Tees Valley Mayor Ben Houchen has pledged to reintroduce healthcare services in Hartlepool if re-elected in May.
As a first step in transforming NHS services in Teesside, Darlington and Hartlepool, Mayor Houchen vowed to reintroduce services and will work to establish a leading state-of-the-art dementia care facility in Hartlepool that will help thousands of families affected by the disease.
Mayor Houchen has also said the region will become a centre of excellence for healthcare services, including making Hartlepool a UK-wide lead in elective and orthopaedic care.
Mayor Houchen said: "Our region deserves first-class health services and we must make sure that everyone can access them quickly and effectively. To do that, we must improve the quality and the type of health services across Teesside, Darlington and Hartlepool.
"I can understand the anger and despair of local people in Hartlepool who have seen services stripped away from Hartlepool University Hospital over the last few years.
"There's a sign at Victoria Park that says Poolies are born not made and unfortunately because of short sighted decision making, next to no babies are born in Hartlepool anymore. As someone with strong links to the town I find this very sad.

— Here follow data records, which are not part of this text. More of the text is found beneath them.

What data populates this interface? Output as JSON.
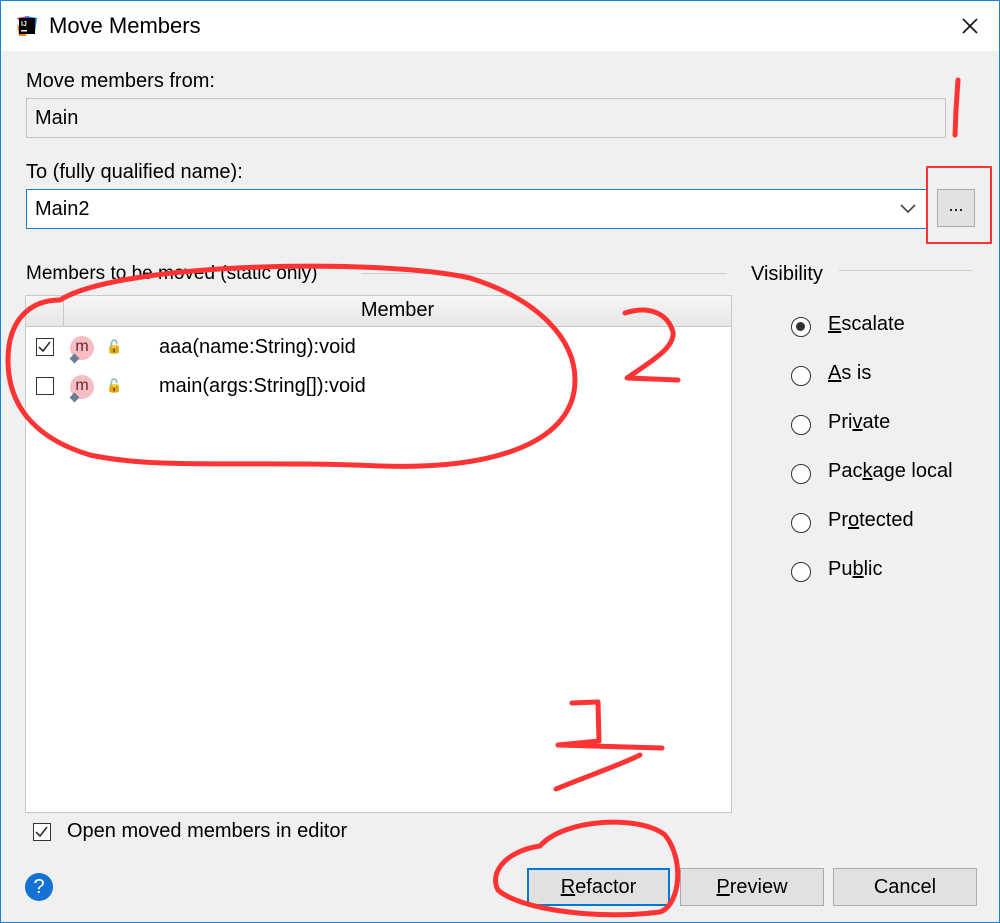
{
  "window": {
    "title": "Move Members",
    "app_icon": "intellij-idea-icon",
    "close_icon": "close-icon"
  },
  "from": {
    "label": "Move members from:",
    "value": "Main"
  },
  "to": {
    "label": "To (fully qualified name):",
    "value": "Main2",
    "browse_label": "..."
  },
  "members": {
    "section_label": "Members to be moved (static only)",
    "column_header": "Member",
    "rows": [
      {
        "checked": true,
        "icon": "m",
        "signature": "aaa(name:String):void"
      },
      {
        "checked": false,
        "icon": "m",
        "signature": "main(args:String[]):void"
      }
    ]
  },
  "visibility": {
    "label": "Visibility",
    "selected": "Escalate",
    "options": [
      {
        "pre": "",
        "mn": "E",
        "post": "scalate",
        "selected": true
      },
      {
        "pre": "",
        "mn": "A",
        "post": "s is",
        "selected": false
      },
      {
        "pre": "Pri",
        "mn": "v",
        "post": "ate",
        "selected": false
      },
      {
        "pre": "Pac",
        "mn": "k",
        "post": "age local",
        "selected": false
      },
      {
        "pre": "Pr",
        "mn": "o",
        "post": "tected",
        "selected": false
      },
      {
        "pre": "Pu",
        "mn": "b",
        "post": "lic",
        "selected": false
      }
    ]
  },
  "open_in_editor": {
    "label": "Open moved members in editor",
    "checked": true
  },
  "buttons": {
    "help": "?",
    "refactor": {
      "mn": "R",
      "rest": "efactor"
    },
    "preview": {
      "mn": "P",
      "rest": "review"
    },
    "cancel": "Cancel"
  },
  "annotations": {
    "color": "#ff3333",
    "step_1": "1",
    "step_2": "2",
    "step_3": "3"
  }
}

"Those in London are too remote from our area to understand the local healthcare priorities across Teesside, Darlington and Hartlepool. How can someone sat in Whitehall understand the health needs of someone in Hartlepool or Billingham?”
To be able to achieve this Mayor Houchen has written to Northern Powerhouse minister Jake Berry to request the necessary powers to allow local decision makers to reintroduce services at the hospital in Hartlepool that meet the needs of local people.

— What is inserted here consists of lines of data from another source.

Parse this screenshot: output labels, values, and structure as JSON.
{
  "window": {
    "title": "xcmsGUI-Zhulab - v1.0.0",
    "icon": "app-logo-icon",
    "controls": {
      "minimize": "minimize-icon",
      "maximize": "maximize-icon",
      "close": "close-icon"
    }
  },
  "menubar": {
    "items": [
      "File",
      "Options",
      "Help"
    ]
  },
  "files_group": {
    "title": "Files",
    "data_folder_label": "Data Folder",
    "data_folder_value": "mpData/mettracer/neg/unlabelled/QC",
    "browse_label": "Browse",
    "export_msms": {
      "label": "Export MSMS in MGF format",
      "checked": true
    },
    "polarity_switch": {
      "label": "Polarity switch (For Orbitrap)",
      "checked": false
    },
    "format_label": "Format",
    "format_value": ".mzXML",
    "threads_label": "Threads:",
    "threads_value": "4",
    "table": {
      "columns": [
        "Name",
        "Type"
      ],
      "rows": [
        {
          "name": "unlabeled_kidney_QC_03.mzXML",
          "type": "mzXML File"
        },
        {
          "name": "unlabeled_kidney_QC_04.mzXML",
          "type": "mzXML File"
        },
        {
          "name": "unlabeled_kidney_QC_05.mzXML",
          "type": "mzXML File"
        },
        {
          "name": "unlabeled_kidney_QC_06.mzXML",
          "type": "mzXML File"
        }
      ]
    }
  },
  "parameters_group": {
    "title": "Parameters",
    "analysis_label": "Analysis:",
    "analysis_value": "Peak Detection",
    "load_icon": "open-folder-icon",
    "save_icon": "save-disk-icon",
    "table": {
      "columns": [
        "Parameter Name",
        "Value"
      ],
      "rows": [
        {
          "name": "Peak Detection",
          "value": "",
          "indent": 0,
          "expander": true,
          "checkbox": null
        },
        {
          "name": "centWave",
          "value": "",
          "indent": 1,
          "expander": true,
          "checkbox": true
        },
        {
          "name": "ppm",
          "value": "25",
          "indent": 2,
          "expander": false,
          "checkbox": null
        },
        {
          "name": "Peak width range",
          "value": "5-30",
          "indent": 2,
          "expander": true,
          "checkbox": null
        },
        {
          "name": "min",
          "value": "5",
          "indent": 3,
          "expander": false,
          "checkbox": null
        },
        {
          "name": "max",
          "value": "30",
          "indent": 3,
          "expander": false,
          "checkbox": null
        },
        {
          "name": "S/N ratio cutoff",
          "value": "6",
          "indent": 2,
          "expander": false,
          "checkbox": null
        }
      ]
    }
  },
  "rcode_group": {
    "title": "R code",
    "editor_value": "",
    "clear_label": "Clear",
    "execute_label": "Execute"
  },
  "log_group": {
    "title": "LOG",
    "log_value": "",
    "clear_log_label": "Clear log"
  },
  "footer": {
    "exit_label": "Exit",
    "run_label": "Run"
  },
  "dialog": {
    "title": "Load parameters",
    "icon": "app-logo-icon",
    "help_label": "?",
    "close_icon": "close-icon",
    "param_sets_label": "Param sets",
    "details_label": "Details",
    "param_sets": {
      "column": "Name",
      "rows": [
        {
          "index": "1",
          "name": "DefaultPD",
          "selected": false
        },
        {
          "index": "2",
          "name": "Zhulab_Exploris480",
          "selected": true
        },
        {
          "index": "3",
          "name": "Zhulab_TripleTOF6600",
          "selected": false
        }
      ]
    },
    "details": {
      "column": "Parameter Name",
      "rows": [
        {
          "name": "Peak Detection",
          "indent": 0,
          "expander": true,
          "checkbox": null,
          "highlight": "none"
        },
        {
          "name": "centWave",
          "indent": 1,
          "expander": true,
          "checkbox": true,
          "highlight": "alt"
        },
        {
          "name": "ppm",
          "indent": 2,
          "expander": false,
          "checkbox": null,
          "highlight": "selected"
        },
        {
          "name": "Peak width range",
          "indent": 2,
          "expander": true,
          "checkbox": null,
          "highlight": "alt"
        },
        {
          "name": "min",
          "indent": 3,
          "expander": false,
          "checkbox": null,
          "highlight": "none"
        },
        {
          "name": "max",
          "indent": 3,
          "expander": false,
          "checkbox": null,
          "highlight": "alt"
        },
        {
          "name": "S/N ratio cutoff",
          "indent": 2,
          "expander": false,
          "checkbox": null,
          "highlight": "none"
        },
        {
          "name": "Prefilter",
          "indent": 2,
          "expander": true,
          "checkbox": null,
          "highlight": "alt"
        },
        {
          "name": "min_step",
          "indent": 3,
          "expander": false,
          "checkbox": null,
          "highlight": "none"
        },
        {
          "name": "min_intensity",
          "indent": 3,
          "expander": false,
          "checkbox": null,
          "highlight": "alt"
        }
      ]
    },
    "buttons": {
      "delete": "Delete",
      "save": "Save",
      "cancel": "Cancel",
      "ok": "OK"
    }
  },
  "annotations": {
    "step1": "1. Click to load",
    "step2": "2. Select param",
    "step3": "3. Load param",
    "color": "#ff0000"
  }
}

The move will allow Mayor Houchen, clinicians and experts to tailor budgets and priorities directly to the needs of local people and communities and improve the health and wellbeing of the 700,000 people who live in Teesside, Darlington and Hartlepool.
A top priority for Mayor Houchen will be to tackle health inequality which has allowed the UK's biggest gap in life expectancy to develop in Stockton over recent decades.
Men living in Stockton's town centre ward have a life expectancy of just 64, while just a few miles away in Billingham West, men can expect to live to 85.